Zgodnie z zapowiedzią Polak szuka zawodów na szybkich nawierzchniach. W pierwszym turnieju ITF M25 na Półwyspie Iberyjskim (korty twarde, 25 tys. $ w puli nagród) jest rozstawiony z czwórką. Pokonał trzech rywali. Nie stracił nawet seta.

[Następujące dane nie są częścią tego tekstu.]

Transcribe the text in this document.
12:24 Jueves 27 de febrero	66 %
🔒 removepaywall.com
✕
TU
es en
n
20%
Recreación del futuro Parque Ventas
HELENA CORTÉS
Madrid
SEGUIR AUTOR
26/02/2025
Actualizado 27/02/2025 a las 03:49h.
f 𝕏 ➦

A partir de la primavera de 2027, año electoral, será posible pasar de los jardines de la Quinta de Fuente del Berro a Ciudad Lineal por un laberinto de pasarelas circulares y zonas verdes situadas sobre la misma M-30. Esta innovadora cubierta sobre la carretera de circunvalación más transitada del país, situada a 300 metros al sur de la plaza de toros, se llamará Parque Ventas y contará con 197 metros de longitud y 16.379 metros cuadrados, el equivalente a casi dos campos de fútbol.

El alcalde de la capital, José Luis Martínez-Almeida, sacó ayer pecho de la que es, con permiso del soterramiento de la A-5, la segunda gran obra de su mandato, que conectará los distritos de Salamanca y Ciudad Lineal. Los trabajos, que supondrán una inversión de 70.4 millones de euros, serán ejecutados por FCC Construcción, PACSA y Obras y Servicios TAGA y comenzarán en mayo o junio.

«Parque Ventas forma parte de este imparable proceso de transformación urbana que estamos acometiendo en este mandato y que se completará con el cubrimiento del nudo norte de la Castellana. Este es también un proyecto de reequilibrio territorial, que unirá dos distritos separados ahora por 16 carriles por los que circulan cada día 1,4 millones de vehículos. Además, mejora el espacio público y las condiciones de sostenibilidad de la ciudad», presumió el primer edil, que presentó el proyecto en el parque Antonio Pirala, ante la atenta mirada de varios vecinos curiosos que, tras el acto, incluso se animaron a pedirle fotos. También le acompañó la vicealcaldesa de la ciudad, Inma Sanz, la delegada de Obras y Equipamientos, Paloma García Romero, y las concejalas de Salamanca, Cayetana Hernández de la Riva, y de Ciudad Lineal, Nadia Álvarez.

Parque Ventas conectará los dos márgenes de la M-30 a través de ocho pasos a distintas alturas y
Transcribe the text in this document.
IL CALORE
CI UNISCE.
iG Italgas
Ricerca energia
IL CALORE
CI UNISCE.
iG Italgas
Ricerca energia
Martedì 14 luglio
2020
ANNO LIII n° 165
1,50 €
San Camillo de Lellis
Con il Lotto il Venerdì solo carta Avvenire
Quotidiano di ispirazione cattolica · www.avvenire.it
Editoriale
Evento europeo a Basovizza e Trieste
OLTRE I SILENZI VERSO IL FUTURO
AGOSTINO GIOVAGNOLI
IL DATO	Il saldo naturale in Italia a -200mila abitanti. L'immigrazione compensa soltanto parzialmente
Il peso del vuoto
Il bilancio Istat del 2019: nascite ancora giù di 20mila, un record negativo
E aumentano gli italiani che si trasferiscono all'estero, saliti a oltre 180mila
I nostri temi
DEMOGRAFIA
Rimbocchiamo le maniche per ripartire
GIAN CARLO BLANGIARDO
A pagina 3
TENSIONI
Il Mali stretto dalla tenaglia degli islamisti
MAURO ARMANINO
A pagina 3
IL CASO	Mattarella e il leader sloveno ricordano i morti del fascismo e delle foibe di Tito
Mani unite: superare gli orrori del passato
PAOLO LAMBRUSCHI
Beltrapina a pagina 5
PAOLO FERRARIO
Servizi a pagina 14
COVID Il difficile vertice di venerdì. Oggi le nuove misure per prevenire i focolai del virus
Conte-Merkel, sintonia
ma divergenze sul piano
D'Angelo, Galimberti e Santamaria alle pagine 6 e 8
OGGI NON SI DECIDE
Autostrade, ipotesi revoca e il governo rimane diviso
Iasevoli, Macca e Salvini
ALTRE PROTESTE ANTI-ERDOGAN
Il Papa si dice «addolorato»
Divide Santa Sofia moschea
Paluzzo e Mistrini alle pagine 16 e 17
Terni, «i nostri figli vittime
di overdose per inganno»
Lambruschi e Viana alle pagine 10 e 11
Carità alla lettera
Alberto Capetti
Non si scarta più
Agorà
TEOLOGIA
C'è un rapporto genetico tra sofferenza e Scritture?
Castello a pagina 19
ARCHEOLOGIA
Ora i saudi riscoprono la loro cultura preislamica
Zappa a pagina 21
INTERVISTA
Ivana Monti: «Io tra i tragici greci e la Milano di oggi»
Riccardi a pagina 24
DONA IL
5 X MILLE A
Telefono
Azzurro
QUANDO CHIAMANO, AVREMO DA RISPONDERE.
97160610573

Wygrał z mało znanym Francuzem Maxem Cunatem (br) 6:4, 6:2, 19-letniem Portugalczykiem Tiago Pereirą (1032 ATP,108 ITF do lat 18 w ubiegłym sezonie)) 6:2, 6:2 i 38-letnim Hiszpanem Ricardo Villacortą-Alonso (br, był 517 w 2013 roku) 6:4, 6:1.
W półfinale przegrał z Hiszpanem Alberto Barroso Camposem (566 ATP) 3:6, 2:6.
Turniejową „1” był Portugalczyk Gonzalo Oliveira (262 ATP), z dwójką gra Francuz Dan Added (286 ATP), a z trójką rozstawiony został Tunezyjczyk Skander Mansouri (328 ATP).
Added powalczy w finale z Barroso Camposem.
Ze startu w Idanha-a-Nova zrezygnował Martyn Pawelski (482 ATP). Nastolatek jest zgłoszony za to do kolejnej imprezy w Portugalii.